Report: Hackers Seized Control of Computers in NASA’s Jet Propulsion Lab

Illustration showing NASA's newest Martian rover, the Curiosity, which will look for past or current conditions favorable for life when it lands later this year. Photo: NASA/JPL

Hackers seized control of networks at NASA’s Jet Propulsion Laboratory last November, gaining the ability to install malware, delete or steal sensitive data, and hijack the accounts of users in order to gain their privileged access, according to a report from the National Aeronautics and Space Administration’s inspector general.

The breach, originating from Chinese-based IP addresses, allowed the intruders to compromise the accounts “of the most privileged JPL users,” giving them “full access to key JPL systems,” according to Inspector General Paul K. Martin in a report to Congress (.pdf).

The investigation of the breach is ongoing, but Martin says the intruders had the ability to modify sensitive files; modify or delete user accounts for mission-critical JPL systems; and alter system logs to conceal their actions.

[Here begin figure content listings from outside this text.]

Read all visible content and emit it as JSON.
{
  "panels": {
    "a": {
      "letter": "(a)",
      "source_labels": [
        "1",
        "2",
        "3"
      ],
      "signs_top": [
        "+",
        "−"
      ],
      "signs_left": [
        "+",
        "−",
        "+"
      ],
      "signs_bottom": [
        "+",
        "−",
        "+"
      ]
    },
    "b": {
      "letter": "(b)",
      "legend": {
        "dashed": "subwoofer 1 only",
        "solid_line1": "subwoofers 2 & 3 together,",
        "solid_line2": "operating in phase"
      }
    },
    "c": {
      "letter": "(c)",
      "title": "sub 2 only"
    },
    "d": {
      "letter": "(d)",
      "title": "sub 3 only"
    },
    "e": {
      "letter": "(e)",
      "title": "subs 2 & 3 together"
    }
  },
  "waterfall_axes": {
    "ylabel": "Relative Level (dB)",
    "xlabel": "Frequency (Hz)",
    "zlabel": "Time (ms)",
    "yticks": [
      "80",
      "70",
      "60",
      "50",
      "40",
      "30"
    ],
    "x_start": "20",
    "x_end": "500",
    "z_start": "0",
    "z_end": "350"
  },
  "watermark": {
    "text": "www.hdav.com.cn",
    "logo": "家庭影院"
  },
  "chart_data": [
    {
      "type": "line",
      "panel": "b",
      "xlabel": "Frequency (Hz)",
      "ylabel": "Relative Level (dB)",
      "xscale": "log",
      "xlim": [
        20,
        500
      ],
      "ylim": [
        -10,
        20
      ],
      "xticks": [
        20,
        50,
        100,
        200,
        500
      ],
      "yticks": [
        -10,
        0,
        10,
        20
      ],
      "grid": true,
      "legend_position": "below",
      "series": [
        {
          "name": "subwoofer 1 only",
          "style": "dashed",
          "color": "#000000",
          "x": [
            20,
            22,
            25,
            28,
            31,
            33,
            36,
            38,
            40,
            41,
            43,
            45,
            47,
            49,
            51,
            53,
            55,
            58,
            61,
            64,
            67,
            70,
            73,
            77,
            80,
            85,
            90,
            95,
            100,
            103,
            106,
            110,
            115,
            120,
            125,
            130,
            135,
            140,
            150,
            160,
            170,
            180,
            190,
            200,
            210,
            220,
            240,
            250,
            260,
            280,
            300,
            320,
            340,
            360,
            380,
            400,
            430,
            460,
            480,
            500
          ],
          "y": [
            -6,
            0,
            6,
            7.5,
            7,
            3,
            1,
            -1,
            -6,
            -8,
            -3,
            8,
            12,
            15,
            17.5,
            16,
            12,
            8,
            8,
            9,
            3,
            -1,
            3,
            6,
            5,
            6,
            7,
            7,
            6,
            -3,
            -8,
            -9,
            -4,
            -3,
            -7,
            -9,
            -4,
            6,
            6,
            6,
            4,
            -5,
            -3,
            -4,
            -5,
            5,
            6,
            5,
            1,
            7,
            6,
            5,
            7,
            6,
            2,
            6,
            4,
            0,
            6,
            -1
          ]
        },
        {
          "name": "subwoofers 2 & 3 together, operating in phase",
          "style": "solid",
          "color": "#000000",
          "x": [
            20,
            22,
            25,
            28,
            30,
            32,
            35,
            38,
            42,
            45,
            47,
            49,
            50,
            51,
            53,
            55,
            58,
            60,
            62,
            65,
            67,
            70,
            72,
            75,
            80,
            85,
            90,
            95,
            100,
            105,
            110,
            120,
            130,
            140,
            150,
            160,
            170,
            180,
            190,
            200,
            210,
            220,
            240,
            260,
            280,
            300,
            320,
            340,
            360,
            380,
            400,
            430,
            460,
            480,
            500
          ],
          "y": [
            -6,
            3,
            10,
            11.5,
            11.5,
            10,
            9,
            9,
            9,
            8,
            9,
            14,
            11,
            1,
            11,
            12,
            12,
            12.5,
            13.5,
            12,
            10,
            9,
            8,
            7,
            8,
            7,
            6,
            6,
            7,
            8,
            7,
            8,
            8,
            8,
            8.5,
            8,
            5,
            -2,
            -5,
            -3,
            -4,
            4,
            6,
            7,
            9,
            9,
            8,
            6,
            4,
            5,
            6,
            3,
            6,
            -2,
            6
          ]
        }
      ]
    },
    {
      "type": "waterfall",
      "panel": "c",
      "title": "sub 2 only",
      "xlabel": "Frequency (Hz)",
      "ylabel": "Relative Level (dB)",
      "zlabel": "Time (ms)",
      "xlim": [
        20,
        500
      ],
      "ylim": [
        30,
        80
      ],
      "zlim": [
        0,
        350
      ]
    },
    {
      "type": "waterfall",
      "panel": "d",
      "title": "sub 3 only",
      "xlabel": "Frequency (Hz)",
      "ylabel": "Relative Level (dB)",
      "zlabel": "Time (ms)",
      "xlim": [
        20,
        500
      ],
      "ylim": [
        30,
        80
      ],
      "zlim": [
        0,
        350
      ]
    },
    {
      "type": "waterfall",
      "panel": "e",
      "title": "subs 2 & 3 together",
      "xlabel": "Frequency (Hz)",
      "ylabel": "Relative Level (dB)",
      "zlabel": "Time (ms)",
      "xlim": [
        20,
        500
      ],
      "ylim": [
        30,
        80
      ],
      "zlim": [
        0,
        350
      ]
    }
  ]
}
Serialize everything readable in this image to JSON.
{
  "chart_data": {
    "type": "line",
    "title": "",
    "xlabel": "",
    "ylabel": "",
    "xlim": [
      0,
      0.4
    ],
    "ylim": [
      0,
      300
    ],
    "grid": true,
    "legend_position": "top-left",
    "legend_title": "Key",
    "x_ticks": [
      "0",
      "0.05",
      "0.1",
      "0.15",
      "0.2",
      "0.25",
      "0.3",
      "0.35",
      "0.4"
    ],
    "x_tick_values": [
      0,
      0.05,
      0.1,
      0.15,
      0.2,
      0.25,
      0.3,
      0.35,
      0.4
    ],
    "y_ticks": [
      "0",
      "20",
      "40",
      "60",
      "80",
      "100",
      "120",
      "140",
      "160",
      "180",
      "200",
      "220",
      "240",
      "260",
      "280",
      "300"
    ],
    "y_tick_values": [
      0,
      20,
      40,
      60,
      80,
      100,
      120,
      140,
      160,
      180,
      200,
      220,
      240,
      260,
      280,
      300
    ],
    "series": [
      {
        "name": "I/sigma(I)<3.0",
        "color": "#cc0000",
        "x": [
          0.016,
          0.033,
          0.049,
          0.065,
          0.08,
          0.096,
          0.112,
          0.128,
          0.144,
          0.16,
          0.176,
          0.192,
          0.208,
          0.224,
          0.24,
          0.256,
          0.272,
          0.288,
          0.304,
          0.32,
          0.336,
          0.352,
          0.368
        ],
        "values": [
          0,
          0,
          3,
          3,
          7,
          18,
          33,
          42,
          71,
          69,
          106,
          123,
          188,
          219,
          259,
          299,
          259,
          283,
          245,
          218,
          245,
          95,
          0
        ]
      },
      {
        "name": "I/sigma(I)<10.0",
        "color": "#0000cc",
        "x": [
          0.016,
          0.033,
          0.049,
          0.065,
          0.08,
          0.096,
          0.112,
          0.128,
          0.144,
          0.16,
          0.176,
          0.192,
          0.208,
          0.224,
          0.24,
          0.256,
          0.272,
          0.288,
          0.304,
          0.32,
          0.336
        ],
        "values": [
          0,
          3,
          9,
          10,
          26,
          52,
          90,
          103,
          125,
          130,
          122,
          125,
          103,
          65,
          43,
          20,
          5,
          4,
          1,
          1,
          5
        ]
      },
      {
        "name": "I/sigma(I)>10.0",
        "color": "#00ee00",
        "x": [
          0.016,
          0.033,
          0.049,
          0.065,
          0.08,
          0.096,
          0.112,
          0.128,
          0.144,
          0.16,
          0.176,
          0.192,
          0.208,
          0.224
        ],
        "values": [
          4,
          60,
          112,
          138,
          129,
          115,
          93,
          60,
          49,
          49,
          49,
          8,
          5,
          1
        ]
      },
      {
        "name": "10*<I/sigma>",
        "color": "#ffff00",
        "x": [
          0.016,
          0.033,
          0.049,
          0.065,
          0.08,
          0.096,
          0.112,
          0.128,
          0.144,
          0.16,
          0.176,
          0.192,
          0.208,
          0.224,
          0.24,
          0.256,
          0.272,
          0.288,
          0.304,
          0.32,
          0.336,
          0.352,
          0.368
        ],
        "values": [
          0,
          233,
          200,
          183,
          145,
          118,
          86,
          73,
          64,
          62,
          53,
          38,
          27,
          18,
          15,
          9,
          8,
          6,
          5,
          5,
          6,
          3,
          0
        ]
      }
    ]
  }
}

“In other words, the attackers had full functional control over these networks,” Martin writes.

But this wasn’t the only breach NASA experienced. In 2010 and 2011, the agency had 5,408 computer security incidents that resulted in the installation of malicious software and the theft of export-controlled and otherwise sensitive data, with an estimated cost to NASA of more than $7 million. Some of the breaches “may have been sponsored by foreign intelligence services seeking to further their countries’ objectives,” Martin writes.

One March 2011 theft of an unencrypted NASA notebook computer resulted in the loss of algorithms used to command and control the International Space Station. In one of the most successful attacks, Martin notes, intruders stole user credentials for more than 150 NASA employees, which could have been used to gain unauthorized access to NASA systems.

NASA operates more than 550 information systems that control spacecraft, collect and process scientific data, and enable NASA personnel to collaborate with colleagues around the world, and spends about $58 million annually for IT security.

“Some NASA systems house sensitive information which, if lost or stolen, could result in significant financial loss, adversely affect national security, or significantly impair our Nation’s competitive technological advantage,” Martin writes.

But even more troubling, he said, skilled attackers “could choose to cause significant disruption to NASA operations, as IT networks are central to all aspects of NASA’s operations.”